Un troisième élément, l'inculturation, pensée du point de vue théologique à partir de la catégorie de l'incarnation, a acquis de nouvelles significations ces derniers temps dans le cadre des débats sur l'interculturalité. La prise en compte de la culture dans laquelle l'Évangile a été annoncé et mis en forme aide à en découvrir la semence dans les cultures dans lesquelles il est à nouveau proposé. Les rites et les langages sont certes importants (par exemple, dans QA 81-82), de même que les méthodes et les projets missionnaires (DF 56), l'action éducative (DF 57), le processus de formation de la vie religieuse consacrée (DF 98) et l'annonce elle-même (QA 66). Mais tout cela n'est pas suffisant. Il faut plus d'audace et « ne pas avoir peur » (DP 14). Le processus d'inculturation et d'interculturalité exige des propositions « courageuses » (IL 106). « L'inculturation de la foi n'est pas un processus de descente vers le bas, ni une imposition de l'extérieur, mais un enrichissement mutuel des cultures en dialogue (interculturalité) », dont les « sujets actifs sont les peuples autochtones eux-mêmes » (IL 122). En effet, le parcours de l'inculturation « ne déprécie rien de ce qu'il y a de bon dans les cultures [...] mais le recueille et le porte à sa plénitude à la lumière de l'Évangile » (QA 66), car la « grâce suppose la culture et le don de Dieu s'incarne dans la culture de la personne qui le reçoit » (QA 68, citant Evangelii gaudium, n° 115). Ce processus suppose, selon Querida Amazonia, l'écoute de la sagesse ancestrale des peuples d'Amazonie, la mise en valeur de sa mystique de « l'interconnexion et de l'interdépendance de toute la création, une mystique de gratuité qui aime la vie comme un don [...] de l'admiration sacrée devant la nature qui déborde de tant de vie » (QA 73). Cette inculturation devra « nécessairement avoir une odeur fortement sociale et se caractériser par une défense ferme des droits humains » (QA 75).

L'ensemble des orientations du synode peuvent être regroupées autour des termes de « conversion », selon le document final, et de « rêves », selon Querida Amazonia.

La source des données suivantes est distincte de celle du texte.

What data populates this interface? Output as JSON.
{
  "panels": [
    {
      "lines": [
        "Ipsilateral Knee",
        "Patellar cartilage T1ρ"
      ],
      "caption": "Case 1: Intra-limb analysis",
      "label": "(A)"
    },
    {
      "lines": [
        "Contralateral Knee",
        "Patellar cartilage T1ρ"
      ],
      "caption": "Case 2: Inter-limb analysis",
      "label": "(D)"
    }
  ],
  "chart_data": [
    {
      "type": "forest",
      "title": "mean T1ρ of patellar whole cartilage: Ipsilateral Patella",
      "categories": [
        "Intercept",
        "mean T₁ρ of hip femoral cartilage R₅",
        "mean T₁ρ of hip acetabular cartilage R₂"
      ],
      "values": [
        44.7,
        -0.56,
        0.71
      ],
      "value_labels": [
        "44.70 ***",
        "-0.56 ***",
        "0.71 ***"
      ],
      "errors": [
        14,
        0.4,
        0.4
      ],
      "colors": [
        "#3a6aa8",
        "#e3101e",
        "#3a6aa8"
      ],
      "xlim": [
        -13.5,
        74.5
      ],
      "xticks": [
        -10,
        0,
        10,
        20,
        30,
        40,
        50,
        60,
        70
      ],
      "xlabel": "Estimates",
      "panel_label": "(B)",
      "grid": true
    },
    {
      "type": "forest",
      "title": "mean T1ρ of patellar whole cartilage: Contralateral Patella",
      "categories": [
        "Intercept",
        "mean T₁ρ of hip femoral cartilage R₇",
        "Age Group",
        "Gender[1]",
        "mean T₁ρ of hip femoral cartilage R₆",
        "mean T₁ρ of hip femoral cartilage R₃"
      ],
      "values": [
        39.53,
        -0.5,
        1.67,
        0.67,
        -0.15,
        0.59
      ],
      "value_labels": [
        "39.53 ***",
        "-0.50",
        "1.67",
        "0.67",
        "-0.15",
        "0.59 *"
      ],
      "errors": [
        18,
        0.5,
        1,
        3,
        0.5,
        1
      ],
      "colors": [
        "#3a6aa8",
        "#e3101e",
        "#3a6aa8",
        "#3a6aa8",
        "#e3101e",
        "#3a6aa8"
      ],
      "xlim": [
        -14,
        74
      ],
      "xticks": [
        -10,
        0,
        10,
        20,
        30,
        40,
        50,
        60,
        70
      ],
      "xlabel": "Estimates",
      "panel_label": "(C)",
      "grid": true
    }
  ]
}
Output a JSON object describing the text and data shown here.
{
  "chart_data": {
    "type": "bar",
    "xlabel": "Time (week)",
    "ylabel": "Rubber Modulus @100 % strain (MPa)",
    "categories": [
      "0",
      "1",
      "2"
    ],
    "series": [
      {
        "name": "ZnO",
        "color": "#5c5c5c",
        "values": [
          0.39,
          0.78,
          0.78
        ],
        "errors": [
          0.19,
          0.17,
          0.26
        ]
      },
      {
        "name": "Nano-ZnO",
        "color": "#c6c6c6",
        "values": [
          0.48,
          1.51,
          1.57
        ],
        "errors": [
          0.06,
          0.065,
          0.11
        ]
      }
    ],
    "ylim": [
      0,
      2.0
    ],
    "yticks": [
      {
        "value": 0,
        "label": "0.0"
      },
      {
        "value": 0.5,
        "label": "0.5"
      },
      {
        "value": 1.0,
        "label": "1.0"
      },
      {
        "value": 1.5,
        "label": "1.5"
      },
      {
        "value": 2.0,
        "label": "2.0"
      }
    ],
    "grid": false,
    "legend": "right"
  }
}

À ces deux termes s'ajoutent soit une perspective (« intégrale », dans le document final), soit des domaines particuliers (pastoral, culturel, écologique et synodal, dans le document final ; social, culturel, écologique et ecclésial, dans Querida Amazonia).

La conversion, centrale dans le christianisme, puisque Jésus lui-même inaugure sa mission en appelant à se convertir (Marc 1,15), est, selon le texte du document final, le fruit d'une écoute, celle de la voix et des chants de l'Amazonie, celle du cri de la terre et du cri des pauvres, qui demande « une véritable conversion intégrale, avec une vie simple et sobre, le tout nourri d'une spiritualité mystique » (DF 17). Cette conversion doit se « déployer dans des dimensions interconnectées pour motiver la sortie vers les périphéries existentielles, sociales et géographiques » (DF 19). Les domaines auxquels doit s'appliquer la conversion sont, selon le document final, le pastoral, le culturel, l'écologique et le synodal, ou, selon les « rêves » de Querida Amazonia, le social, le culturel, l'écologique et l'ecclésial.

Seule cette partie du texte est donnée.